Downregulation of miR-122 reduces hypoxia/reoxygenation-induced myocardial cell apoptosis via upregulation of GATA-4 [47]. Liang et al. [47] demonstrated using a hypoxia/reoxygenation model of rat cardiomyocytes H9C2 in vitro that miR-122 is upregulated in hypoxic myocardial cells. GATA-4, one of the most important cardiac transcription factors that participates in myocyte proliferation and survival [151] is a direct target gene of miR-122 and has a protective role against hypoxia-induced cardiomyocyte injury [152]. Its expression is inhibited by miR-122 upregulation and upregulated by miR-122 inhibition [47]. Overexpression of miR-122 by recombinant adeno-associated viral vector infection markedly promoted the apoptosis of H9C2 cells, whereas miR-122 inhibition significantly decreased cell apoptosis [47]. Hence miR-122 may serve as a promising target for the prevention of myocardial H/R injury [47].

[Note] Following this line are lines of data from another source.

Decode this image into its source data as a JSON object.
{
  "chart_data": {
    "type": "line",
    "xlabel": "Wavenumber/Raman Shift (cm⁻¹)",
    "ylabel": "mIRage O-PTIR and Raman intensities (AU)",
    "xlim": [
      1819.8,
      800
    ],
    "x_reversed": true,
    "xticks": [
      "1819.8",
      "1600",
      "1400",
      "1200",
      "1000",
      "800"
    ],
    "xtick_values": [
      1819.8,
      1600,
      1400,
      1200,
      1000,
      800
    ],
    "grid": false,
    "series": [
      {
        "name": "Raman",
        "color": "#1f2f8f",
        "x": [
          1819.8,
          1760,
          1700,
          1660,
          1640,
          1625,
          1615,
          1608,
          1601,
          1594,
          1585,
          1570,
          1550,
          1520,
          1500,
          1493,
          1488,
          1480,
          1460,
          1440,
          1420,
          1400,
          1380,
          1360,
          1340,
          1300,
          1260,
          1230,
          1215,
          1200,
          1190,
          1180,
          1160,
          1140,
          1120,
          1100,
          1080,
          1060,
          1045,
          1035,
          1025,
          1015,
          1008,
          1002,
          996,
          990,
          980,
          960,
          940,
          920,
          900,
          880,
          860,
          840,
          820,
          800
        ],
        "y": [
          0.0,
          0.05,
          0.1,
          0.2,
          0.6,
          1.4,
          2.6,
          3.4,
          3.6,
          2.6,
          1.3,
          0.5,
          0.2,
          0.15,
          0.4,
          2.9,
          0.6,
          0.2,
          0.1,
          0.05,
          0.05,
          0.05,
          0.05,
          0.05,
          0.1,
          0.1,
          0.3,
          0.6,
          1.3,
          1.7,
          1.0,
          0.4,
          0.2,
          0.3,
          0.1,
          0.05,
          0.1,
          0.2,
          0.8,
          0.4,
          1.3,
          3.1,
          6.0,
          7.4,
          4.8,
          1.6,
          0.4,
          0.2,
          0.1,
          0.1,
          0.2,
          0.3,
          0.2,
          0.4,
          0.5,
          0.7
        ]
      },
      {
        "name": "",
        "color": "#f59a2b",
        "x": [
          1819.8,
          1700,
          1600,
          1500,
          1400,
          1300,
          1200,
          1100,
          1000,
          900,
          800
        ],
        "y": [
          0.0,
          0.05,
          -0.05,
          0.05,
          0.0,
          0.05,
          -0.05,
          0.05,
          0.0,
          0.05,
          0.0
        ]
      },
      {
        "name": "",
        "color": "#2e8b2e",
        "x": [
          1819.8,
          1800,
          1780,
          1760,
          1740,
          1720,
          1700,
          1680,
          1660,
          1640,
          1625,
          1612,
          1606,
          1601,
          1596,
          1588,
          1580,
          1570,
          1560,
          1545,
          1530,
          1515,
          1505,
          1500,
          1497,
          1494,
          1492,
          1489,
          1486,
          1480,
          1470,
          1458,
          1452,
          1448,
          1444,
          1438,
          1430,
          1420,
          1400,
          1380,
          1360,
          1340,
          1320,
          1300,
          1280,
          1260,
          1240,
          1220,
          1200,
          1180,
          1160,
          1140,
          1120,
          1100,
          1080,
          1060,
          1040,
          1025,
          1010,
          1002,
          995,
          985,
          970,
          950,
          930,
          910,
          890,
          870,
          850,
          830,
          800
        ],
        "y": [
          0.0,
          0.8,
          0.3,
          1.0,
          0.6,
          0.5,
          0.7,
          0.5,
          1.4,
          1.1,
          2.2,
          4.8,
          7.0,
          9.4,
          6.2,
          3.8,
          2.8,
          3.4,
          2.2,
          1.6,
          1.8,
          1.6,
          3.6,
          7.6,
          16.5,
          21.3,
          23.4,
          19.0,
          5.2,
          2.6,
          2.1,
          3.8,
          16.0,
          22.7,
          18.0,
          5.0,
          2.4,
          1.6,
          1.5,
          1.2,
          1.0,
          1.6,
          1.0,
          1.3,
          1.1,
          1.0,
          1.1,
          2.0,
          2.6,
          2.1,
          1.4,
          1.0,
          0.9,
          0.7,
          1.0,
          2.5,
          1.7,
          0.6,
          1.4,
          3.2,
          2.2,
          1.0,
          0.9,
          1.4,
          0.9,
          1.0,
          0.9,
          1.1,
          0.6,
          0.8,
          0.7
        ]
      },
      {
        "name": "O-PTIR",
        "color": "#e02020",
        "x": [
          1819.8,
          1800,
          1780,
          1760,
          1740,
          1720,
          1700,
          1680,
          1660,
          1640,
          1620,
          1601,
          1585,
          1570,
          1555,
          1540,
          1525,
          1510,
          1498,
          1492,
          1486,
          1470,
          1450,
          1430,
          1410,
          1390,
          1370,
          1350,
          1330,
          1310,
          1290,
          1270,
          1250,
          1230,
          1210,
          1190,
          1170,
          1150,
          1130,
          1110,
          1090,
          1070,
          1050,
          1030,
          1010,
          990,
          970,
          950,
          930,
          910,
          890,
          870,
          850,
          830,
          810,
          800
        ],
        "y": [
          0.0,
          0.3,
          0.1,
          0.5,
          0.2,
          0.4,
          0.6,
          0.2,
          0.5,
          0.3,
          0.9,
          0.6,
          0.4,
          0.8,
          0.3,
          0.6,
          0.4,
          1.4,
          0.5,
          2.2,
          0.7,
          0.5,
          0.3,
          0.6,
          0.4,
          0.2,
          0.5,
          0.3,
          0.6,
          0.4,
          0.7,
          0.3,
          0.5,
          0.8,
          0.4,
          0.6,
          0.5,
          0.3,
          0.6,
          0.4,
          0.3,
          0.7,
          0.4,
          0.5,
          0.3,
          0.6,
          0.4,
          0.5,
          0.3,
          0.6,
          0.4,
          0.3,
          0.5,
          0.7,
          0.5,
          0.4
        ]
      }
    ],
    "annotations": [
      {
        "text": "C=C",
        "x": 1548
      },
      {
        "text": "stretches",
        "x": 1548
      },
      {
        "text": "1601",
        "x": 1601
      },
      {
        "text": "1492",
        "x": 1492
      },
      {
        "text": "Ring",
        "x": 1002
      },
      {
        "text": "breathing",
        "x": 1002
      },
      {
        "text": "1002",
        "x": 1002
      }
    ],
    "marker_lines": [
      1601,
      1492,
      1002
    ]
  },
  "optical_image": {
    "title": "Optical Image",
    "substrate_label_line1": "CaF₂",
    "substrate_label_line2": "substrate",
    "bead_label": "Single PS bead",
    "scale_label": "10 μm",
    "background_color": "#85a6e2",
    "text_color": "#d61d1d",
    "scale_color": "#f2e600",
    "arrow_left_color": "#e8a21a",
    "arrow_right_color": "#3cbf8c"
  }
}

All these studies provide evidence of the use of miRNAs as a therapeutic target in AMI, considering their potential to improve the outcome of STEMI patients. However, the main problem with miRNA therapy is that a single miRNA controls the expression of many genes and changing the expression of an miRNA can cause various side effects [93]. Tissue-specific delivery methods could be a solution for this issue [93]. In the light of the recent clinical trial of an antisense drug targeting miR-132 in HF patients that showed promising results [153], clinical trials with miRNAs in STEMI are eagerly awaited in the near future.

6. Conclusions

miRNAs have emerged as a key epigenetic mechanism in cardiovascular diseases. Their good accessibility, high sensibility and specificity, and feasible methods of detection make them suitable for use in clinical practice [13]. However, larger multicenter trials are required to establish whether they actually offer additional benefits over the existing diagnostic and prognostic biomarkers in STEMI. In vivo studies developed so far also support the potential use of miRNAs as therapeutic targets, but further human studies are required until their current use in clinical practice.

Although there are several limitations to be resolved until their clinical use, it is certain that circulating miRNAs show great potential in diagnosis and prognosis and also as therapeutic targets in STEMI.